他顿了顿又道:“我明日就去雁荡山了,来回快马加鞭,必不能耽误了去苏州提亲的日子。”
青凝摸着那只貔貅没说话,她等不及他从雁荡山回来了。
恰在这时,鹊喜在外头喊:“娘子,平安符求了吗,咱们也该回客舍了。”
青凝便放下那只貔貅,去殿前求了只平安符,她攥着那只平安符,微微侧眸瞧着崔念芝:“这会子也不好说话,我需得回去了。”
崔念芝哪里舍得,只觉还有一肚子话要同她说,急得转了一圈,脱口而出:“我晚间去寻你可成?”
说完了又觉得唐突了,忙摆手道:“你......你别多想,我那车上还有不少小东西,都是给你带的,我......我想给你送过去,送过去我.....我便走了。”
青凝失笑,等的便是他这句话,不由偏头躲开他的目光,低低道:“我现下住在后院尽头第二间客舍”
......
午后光景,忠勇侯府角门上静悄悄的。
平安正猫在角门后打瞌睡,冷不防被一脚踹醒了。
来人是园子里管花木的忍冬,忍冬瞪着一双牛眼,趁着平安还未反应过来,又上去补了一脚:“好你个杂碎,欠我的银钱什么时候还?若是这个月依旧还不上,你且瞧好吧!”
平安为人忠厚,只一点,好赌,得了空便要同园子里的小厮们赌上一把。上个月同忍冬赌钱,到最后赌红了眼,一直不肯下牌桌,欠了忍冬十几两银子。
平安一个月只得一吊钱,哪里来这许多银子,最近都小心翼翼躲着忍冬,没成想,今日被他逮个正着。
忍冬还欲再踢,平安却一个机灵躲开了。
他今日没了往常惶恐模样,站直了腰板:“做什么,谁说我没钱还你了?小爷我有的是钱。”
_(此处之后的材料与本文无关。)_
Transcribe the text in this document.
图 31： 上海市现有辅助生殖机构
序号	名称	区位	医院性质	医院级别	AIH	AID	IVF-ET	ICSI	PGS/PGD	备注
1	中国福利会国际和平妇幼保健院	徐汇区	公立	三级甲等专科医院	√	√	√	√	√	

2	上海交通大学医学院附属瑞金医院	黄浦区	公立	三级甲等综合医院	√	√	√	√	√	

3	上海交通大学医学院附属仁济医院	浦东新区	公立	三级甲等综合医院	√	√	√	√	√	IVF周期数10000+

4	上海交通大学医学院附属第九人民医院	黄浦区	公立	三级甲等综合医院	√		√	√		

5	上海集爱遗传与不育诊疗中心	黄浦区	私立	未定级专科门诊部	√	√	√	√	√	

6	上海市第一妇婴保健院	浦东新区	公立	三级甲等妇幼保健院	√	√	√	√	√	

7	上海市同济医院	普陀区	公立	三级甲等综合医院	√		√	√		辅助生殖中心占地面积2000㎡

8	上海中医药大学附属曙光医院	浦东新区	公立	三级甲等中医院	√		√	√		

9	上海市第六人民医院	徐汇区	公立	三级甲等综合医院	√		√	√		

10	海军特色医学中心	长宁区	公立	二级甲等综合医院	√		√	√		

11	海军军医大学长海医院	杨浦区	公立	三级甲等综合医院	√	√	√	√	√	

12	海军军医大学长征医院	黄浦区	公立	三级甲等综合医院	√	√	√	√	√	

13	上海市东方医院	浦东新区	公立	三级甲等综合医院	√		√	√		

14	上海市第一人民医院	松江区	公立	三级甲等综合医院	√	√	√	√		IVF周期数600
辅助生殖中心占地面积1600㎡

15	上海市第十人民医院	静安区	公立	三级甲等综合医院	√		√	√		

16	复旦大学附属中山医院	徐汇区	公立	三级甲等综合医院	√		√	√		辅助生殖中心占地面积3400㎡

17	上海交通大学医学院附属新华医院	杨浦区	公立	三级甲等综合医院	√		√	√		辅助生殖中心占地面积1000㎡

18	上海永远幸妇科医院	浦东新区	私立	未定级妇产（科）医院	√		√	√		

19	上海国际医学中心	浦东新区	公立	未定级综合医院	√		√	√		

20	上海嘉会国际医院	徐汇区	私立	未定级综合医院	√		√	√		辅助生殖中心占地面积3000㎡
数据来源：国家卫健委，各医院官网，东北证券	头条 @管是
忍冬嗤笑一声:“你有钱?有钱便拿出来瞧瞧,你今日若是能把那十几两银子还给我,便是让我叫你一声爷爷也使得。”
“当真?”平安拖长了音调,从怀中掏出枚印章,在忍冬眼皮子底下晃了晃:“瞧瞧,瞧瞧,上好的小叶紫檀,这一枚送去当铺里,百两银子也抵得。”
忍冬只觉眼前一亮,上手便要去抢那紫檀印,却被平安又揣进了怀中。
“怎样,今日这声爷爷叫得吗?”平安可算扬眉吐气了一回。
忍冬咽了咽口水,往常最是能屈能伸:“爷爷,平安爷爷,今日且给了我这枚印章吧。”
这回换平安嗤笑一声,将那枚紫檀印高高举起。
忍冬伸手来拿,他却一翻掌心,将那枚印章扔在了他的脚边:“你既叫了我这声爷爷,今日咱们的这帐就一笔购销了。”
“你......”忍冬涨红了脸,伸手就揪住了平安的衣领。
正僵持间,忽听一声呵斥:“住手,何故在此喧闹?”
两人回头,竟见着了世子身边的近侍云岩。
云岩板起脸来时,也颇有几分气势,此刻唬的两人忘了动作,眼珠再一转,竟瞧见了云岩身后的世子崔凛,这下更不得了,直吓得双腿发软,噗通一声跪在了地上。
往常角门上清净的很,像世子这样尊贵的,是不走角门的,平安想不明白,今日因何就碰上了世子?
蜀中之行比预想的要顺利,崔凛快马加鞭回了京,此刻一身玄墨银线云纹劲装,猛一拽缰绳,生生止住了那匹汗血宝马,转头对云岩道:“去一趟凝泷院,把带回来的两匹蜀锦送过去。”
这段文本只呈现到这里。